Location: Agroecosystems Management Research
Project Number: 5030-12210-003-57-I
Project Type: Interagency Reimbursable Agreement
Start Date: Dec 1, 2014
End Date: Dec 31, 2018
1) Use the chronosequence of reconstructed prairies to define the relationship between prairie age and soil C content; 2) Use the relationship between prairie age and soil C to calculate the rate of soil C change in reconstructed prairie soil at Neal Smith National Wildlife Refuge (NSNWR); 3) Apply conceptual and data collection frameworks developed at NSNWR as a basis for quantifying C change for other locations and spatial scales; and 4) Use data to ground-truth and verify USGS modeled estimates of soil C stocks.
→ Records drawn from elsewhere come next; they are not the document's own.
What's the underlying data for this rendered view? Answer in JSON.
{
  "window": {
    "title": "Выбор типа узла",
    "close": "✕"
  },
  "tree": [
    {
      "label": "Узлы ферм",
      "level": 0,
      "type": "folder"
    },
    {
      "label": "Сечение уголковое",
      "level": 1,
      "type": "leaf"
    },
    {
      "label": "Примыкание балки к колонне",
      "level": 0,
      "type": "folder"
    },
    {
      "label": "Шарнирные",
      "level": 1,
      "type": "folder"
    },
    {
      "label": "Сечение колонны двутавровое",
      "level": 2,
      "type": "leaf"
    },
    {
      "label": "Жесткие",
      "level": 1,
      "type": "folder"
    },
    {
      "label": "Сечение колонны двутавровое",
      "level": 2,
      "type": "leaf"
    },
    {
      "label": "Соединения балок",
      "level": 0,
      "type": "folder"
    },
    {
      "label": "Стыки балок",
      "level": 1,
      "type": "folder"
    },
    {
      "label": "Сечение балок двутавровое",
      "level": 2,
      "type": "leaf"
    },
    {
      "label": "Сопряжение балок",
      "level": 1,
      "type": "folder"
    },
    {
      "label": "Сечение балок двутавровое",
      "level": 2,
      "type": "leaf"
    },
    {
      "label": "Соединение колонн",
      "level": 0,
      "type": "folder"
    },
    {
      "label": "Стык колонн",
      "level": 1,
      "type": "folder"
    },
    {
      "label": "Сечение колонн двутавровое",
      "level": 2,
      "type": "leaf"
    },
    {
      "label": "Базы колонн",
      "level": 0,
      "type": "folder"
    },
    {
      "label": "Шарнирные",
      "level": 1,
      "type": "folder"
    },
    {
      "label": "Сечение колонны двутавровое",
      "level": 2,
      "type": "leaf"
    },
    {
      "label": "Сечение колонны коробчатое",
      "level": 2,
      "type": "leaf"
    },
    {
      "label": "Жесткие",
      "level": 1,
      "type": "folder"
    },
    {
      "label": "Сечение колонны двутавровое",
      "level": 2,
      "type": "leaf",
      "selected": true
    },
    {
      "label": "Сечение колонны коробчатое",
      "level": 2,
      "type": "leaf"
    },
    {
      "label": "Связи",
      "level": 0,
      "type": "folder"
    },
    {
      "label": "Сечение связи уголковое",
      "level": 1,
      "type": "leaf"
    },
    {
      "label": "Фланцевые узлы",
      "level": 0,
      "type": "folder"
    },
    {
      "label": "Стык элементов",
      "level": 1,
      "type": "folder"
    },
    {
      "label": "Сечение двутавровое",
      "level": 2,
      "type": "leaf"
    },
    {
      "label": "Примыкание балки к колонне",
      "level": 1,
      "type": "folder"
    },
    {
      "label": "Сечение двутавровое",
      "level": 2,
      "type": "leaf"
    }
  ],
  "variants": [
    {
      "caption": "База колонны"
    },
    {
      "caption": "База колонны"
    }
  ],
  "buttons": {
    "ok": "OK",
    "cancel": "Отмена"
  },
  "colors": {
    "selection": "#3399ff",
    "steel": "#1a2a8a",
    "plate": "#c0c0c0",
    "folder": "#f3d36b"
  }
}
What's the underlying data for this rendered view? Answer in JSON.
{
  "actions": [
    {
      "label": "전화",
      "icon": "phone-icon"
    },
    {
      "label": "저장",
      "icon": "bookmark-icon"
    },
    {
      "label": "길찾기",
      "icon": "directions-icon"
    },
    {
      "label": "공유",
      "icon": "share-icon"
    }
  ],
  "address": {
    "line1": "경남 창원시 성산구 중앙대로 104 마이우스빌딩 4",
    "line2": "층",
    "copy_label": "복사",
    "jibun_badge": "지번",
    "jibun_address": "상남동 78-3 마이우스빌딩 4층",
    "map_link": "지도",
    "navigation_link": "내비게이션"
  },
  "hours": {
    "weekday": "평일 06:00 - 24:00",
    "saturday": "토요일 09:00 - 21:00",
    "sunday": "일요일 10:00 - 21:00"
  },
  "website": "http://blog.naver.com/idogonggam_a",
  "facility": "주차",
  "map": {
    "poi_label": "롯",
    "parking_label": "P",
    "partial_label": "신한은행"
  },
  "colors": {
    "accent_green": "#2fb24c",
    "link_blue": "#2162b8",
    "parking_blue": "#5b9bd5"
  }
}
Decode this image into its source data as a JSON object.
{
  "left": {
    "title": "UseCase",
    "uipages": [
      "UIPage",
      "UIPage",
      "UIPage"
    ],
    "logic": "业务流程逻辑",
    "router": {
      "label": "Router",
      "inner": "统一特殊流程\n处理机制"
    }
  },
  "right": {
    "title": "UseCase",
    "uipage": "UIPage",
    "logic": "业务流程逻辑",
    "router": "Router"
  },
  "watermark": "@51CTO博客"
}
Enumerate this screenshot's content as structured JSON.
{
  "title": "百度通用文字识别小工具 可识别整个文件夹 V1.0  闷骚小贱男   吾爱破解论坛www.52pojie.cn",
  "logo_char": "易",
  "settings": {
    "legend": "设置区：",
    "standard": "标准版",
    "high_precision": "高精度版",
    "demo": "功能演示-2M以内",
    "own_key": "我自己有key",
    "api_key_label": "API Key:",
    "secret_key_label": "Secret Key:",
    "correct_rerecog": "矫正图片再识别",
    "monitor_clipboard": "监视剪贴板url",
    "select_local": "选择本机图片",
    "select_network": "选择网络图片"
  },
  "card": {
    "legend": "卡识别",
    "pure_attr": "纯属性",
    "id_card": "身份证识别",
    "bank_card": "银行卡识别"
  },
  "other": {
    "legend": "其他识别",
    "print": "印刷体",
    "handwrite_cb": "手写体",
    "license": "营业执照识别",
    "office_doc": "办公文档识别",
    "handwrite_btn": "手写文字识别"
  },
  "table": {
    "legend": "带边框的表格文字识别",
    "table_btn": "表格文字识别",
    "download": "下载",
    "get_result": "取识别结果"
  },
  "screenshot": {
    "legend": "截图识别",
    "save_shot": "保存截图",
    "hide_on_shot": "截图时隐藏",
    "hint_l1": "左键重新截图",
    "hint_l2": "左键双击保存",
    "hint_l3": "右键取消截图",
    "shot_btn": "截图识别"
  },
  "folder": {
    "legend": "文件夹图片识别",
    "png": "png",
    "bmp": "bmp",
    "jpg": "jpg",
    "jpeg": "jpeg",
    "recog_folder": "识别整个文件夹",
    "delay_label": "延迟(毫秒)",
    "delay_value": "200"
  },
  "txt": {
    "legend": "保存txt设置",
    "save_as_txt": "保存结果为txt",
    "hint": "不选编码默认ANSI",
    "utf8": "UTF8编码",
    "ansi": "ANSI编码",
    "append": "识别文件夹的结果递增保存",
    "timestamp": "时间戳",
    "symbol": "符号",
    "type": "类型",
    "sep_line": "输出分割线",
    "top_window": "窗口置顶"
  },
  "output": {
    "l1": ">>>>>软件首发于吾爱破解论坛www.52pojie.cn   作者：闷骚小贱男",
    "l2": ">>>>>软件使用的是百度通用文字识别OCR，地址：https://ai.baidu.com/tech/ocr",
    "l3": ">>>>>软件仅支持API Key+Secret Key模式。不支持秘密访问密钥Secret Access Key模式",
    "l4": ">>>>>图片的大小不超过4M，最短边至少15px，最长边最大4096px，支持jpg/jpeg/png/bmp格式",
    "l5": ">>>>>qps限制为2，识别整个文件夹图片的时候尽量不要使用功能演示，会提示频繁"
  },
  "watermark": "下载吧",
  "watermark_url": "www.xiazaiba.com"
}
Reconstructing former cropland to tallgrass prairie ecosystems can increase soil organic carbon (SOC) and enhance C sequestration to mitigate increases in atmospheric CO2. Quantifying the rate of C change in reconstructed prairies will increase our understanding of C cycling in former cropland soil. This research project will collect, compile, and analyze data for terrestrial carbon stocks in reconstructed tallgrass prairie ecosystems in the U.S. Midwest. The work will be conducted at the Neal Smith National Wildlife Refuge (NSNWR), the largest tallgrass prairie reconstruction site in the United States, located in Jasper County, south-central Iowa. The chronosequence of prairie reconstructions provides a natural laboratory for assessing soil C change after conversion of former cropland to tallgrass prairie. USDA-ARS devised an experimental framework to capture data from across the refuge that allowed repeated sampling at the same sites across years and minimized variability due to soil type differences. Data collected in 2000, 2005, and 2010 by USDA-ARS-NLAE from a total of 20 reconstructed prairies ranging in age from 1 to 17 years and 5 cropped sites planted to a corn (Zea mays L.) and soybean (Glycine max L. Merr.) will be used in this study. USGS is leading a national assessment of carbon sequestration and greenhouse gas (GHG) fluxes in and out of ecosystems. The overall objective is to conduct a nationwide assessment, as well as continued monitoring, focusing on ecological carbon storage and GHG fluxes under the present conditions and future scenarios, as determined by key natural and anthropogenic processes including climate change, wildfire, and land management. This project will link USDA-ARS research efforts at NSNWR with the national monitoring and modeling efforts of the USGS to quantity soil C change.